Może to niewiarygodne, ale skrajnie zaangażowany zespół przy tylko niewielkiej pomocy przyjaciół i opłaconych (marnie, to fakt, no bo z czego płacić) fachowców dokonał tego w taki sposób, że bezpowrotnie nie ukazało się tylko jedno, lipcowe, wydanie magazynu, a numer sierpniowy w normalnym trybie i objętości został dostarczony do miażdżącej większości prenumeratorów. Owszem, były potknięcia. Pewne funkcjonalności nie działały od ręki, a zostały uruchomione z opóźnieniem, ale nie został zgubiony nikt i nic. Co najważniejsze powoli, krok za krokiem zmienia się oblicze czasopisma, co jest zauważone i spotyka się z pozytywną oceną naszych czytelników i partnerów biznesowych.
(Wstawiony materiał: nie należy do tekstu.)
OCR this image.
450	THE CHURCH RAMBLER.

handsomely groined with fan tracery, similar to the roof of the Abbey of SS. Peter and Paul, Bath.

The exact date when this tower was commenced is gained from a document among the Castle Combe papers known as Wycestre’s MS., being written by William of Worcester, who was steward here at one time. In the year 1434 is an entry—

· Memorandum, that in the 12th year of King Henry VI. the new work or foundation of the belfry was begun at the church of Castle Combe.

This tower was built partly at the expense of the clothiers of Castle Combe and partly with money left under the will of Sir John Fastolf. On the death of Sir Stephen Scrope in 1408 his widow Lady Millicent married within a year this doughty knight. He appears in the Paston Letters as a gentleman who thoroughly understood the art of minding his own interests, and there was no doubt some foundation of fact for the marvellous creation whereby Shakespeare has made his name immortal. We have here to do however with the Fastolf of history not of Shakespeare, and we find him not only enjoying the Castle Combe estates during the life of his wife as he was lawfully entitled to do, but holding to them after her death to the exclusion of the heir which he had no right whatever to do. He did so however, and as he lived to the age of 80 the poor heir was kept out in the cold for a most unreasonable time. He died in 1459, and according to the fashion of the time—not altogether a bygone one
W tym numerze jest ogłoszona zmiana formuły nagród, które były corocznie wręczane przez magazyn dla przedstawicieli naszego środowiska za ich dokonania. Redakcja rezygnuje z prostego i bezrefleksyjnego procesu masowego głosowania, na rzecz przemyślanego wyboru, dokonywanego przez największych ekspertów, tych, do których magazyn adresuje swoje treści, czyli reprezentantów średnich i małych firm IT. Poza tym, że są oni „solą polskiej branży IT”, to mogą stanowić zaplecze dla redakcji, pomagając w kształtowaniu oblicza pisma.

Próbą takiego podejścia jest zaangażowanie członków Kapituły w cykl debat, z których do dziś odbyły się dwie, podczas których uczestnicy wypowiadają opinie o najbardziej gorących problemach. Na początek poszła pandemia, jako coś, co kształtowało nasze życie przez ostatnie pięć kwartałów i pozostanie z nami jeszcze na długo. Następnym tematem będzie zarządzanie przez producentów kanałem sprzedaży i programy partnerskie. Czekajcie i na relacje z debat i na finał konkursu, który jest planowany na koniec roku.

Bo ci, którzy zdolni byli w 10 tygodni na stworzenie podstaw funkcjonowania i przejęcie w biegu operacji wydawniczych obejmujących emisję co miesiąc magazynu o objętości 68 stron i dostarczanie tego w postaci drukowanej do dobrych n-tysięcy prenumeratorów, a w setkach tysięcy klików i otwarć treści zamieszczanych w formie elektronicznej, mogą prawie wszystko. A najważniejsze: niczego nie obiecują na wyrost, a tego, co obiecane, dotrzymują. Ot, tacy wariaci.